The Great Wheel
By Paul Mariani
In the Tuileries we came upon the Great Wheel
rising gargantuan above the trees. Evening
was coming on. An after-dinner stroll, descending
by easy stages toward the river, a bridge of leaves
above us, broken here and there by street lights
coming on. Our time here nearly over, our return
home a shadow hovering. Paris, city of returns,
you said, for the pleasure of it, like the Great Wheel
looming there above us, all steel & light
& music, daredevil daunting, against the evening
sky with the tower in the distance winking. The leaves
still held firmly, the unthinkable descending
of what lay ahead undreamt of still, death descending
inevitably as the Great Wheel in its return,
(a descent first through summer’s golden leaves
and then bare ruined branches), the Great Wheel
turning & returning. As then, with the all but evening
over us, our wives laughing by the entrance lights,
we rose above the mansard roofs, the trees, the lights,
lifting in a vertiginous ascent before descending,
as we chattered on against the coming on of evening,
our seat creaking in the rising wind, anxious to return
now to earth’s solidities. Instead, the Great Wheel
merely sighed and lifted, stopping at the top, leaving
each of us alone now with our thoughts. The leaves
below, green, graygreen, gray, the dollhouse roofs, lights
like diamonds winking, aloof & distant, the Great Wheel
playing us, two middle-aged men, each descending
toward the Wheel’s one appointed end, the Great Return
to earth, as the books all have it, come our evening.

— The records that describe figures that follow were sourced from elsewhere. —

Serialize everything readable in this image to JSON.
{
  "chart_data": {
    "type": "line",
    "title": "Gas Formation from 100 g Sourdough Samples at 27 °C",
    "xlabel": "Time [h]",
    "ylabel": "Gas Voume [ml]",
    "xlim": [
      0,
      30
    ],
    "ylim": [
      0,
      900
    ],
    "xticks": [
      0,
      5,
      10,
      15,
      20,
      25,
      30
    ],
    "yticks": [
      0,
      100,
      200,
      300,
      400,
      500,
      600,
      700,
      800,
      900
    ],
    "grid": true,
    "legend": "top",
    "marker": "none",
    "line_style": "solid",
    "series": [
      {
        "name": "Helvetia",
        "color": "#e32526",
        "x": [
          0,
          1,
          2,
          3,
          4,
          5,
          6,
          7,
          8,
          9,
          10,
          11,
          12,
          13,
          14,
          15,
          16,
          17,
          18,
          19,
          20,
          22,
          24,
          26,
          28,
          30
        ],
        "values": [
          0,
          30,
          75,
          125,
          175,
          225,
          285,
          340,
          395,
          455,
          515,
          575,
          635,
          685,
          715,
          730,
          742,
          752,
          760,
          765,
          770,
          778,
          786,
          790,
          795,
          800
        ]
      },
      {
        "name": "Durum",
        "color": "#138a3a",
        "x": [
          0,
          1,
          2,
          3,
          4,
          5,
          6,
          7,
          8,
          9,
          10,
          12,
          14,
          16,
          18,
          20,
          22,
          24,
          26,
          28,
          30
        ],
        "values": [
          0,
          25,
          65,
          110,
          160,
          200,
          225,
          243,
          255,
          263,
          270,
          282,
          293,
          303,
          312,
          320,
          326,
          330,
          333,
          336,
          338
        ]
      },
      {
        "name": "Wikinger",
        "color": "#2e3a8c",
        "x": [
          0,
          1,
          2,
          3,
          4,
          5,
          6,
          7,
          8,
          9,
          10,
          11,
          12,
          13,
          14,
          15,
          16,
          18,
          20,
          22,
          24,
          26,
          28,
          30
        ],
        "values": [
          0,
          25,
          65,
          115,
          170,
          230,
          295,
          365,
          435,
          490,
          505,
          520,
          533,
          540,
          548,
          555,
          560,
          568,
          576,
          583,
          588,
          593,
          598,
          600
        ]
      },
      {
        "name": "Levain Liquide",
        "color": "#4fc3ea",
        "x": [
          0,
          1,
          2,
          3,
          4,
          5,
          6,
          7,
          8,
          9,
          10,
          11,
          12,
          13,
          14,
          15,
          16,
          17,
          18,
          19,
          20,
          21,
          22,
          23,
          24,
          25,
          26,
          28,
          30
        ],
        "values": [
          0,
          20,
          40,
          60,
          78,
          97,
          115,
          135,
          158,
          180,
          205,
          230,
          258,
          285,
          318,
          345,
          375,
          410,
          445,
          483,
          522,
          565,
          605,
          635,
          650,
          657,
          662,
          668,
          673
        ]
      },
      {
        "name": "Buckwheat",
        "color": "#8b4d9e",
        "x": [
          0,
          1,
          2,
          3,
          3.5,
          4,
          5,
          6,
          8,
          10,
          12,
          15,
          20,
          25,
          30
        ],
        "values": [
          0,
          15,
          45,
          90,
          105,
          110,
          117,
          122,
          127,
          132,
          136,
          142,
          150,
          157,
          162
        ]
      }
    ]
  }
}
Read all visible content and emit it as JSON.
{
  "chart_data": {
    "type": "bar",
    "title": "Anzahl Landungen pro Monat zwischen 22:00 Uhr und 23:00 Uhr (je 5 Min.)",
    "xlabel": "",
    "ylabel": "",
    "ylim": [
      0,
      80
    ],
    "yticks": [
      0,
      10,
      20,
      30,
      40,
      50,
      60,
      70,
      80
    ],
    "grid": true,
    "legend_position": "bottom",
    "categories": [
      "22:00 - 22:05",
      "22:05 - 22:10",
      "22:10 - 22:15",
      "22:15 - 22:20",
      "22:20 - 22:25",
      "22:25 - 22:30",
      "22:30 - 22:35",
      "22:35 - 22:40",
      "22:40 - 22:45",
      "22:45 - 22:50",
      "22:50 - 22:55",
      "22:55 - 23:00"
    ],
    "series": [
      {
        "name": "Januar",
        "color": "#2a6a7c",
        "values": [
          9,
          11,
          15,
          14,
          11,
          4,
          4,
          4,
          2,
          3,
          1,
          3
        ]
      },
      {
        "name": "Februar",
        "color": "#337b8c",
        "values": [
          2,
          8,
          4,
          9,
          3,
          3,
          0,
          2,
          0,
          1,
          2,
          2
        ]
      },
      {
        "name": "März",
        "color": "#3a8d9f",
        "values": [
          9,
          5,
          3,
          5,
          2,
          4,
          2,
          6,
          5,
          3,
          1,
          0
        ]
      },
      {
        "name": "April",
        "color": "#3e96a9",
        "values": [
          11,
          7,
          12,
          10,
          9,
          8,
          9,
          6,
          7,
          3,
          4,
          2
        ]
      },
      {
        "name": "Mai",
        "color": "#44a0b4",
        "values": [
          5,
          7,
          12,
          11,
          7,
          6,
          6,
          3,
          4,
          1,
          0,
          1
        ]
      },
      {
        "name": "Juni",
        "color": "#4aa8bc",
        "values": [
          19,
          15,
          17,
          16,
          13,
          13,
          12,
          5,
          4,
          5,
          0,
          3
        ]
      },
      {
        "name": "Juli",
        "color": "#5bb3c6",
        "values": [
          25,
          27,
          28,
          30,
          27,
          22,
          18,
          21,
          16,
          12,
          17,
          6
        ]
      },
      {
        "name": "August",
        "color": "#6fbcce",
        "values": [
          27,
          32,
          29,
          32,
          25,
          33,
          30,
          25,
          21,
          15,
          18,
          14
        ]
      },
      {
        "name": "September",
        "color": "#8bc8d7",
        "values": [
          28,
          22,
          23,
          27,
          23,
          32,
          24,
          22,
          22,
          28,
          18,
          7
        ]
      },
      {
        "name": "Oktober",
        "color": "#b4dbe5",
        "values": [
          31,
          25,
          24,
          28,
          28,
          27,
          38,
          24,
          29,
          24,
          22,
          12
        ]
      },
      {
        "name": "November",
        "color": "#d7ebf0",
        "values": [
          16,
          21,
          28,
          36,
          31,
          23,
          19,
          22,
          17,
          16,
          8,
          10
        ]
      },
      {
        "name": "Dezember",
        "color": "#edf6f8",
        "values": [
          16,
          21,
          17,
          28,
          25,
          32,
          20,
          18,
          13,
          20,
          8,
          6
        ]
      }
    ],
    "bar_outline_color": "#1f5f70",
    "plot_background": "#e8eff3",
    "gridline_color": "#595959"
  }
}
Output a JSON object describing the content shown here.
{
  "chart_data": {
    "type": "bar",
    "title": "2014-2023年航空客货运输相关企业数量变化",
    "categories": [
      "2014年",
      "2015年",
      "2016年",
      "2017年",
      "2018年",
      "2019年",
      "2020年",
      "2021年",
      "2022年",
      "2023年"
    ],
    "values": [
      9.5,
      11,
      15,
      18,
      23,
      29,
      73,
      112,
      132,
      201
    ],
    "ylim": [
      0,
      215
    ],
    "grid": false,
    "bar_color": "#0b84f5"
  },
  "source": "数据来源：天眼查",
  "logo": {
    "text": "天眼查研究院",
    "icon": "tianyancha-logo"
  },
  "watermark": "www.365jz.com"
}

For all our feigned bravado, we could feel the evening
over us, even as we stared down upon the blur of leaves,
our wives, our distant children, on all we would return
to, the way shipwrecked sailors search for lights
along a distant shore, as we began the last descent,
leaving the tents and Garden with its Great Wheel
to return, my dear dead friend, to the winking lights
along the boulevard, leaves lifting & descending,
as now the evening air took mastery, it & the Great Wheel.